In 2006, Ewen found an old canvas
left to rot, and started painting on it, with homemade tools and some
paint found here and there. It was the start of
a serious relationship. After showing his work around the
Loire Valley, organizing and taking part in local exhibitions,
it was time to follow the way of the famous street artists who had
influenced him (Keith Haring, Basquiat, etc.), and to give his
career a big turn in the big city. He ended up choosing
Berlin, the well-known young and hip capital of Germany. A perfect
choice given his German roots, and the perfect place to start a real
career. His artistic originality needed such a creative place to
thrive, and it influenced his style with street art, new illustration
styles, fashion, outsider art, beer, and strange people.
Ewen’s
art is focused on black outlines; it’s very detailed and always
in search of the perfect curve (the perfect “groove”,
as he likes to call it), but it still looks deceptively simple.

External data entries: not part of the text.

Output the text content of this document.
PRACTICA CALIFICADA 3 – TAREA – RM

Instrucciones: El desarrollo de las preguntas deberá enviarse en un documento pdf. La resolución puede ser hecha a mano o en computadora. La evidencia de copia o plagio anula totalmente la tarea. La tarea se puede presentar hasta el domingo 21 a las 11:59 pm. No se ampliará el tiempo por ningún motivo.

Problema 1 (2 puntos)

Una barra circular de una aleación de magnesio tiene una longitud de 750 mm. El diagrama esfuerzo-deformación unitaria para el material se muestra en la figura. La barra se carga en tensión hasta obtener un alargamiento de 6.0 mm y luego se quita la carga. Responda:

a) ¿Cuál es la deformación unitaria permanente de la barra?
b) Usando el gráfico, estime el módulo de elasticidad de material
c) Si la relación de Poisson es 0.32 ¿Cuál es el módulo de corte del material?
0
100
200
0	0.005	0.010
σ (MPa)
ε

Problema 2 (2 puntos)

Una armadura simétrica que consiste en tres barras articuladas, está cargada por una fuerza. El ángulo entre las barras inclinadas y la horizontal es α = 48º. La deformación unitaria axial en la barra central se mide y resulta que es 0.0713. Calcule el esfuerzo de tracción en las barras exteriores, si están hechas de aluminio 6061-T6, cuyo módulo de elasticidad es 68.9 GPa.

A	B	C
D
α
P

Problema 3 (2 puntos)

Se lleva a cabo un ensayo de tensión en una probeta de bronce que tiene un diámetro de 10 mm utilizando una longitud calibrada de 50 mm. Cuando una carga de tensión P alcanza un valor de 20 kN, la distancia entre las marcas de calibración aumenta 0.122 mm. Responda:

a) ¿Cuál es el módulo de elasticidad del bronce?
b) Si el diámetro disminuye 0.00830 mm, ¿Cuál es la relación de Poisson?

Another aspect of his art is the use of bright colors to give a
”rock’n’roll” touch to his work, and to
serve as a reminder of the energy transported by the music he
likes to listen to. A work by Ewen is like a typical Berlin party, it
always intertwines several artistic mediums: it’s a painting
with its own music score and its own dance rhythm. Music plays
a large part in his creative process; it is a source of
ideas and energy for Ewen, and he enjoys
reproducing on canvas its inner life and rhythms – so it’s
no wonder that many of his pieces bear the names of songs.
Ewen
is interested in new forms of figurative expressions. His line is
soft and effective, a mix between figuration as you can find in
comics, and abstract elements. His paintings never lack humor,
and that's the message: don’t be so serious, breathe, enjoy
life and be rock’n’roll. Ewen's work depicts an urban
world no longer aware of its limits, and leading itself to
catastrophe. He describes the drifts and aberrations of consumerism
in a humorous way, and paints the destructive foolishness of busy
people addicted to fast food and smartphones. Like a child, he is
fascinated by the gigantic verticality and absurdity of our world.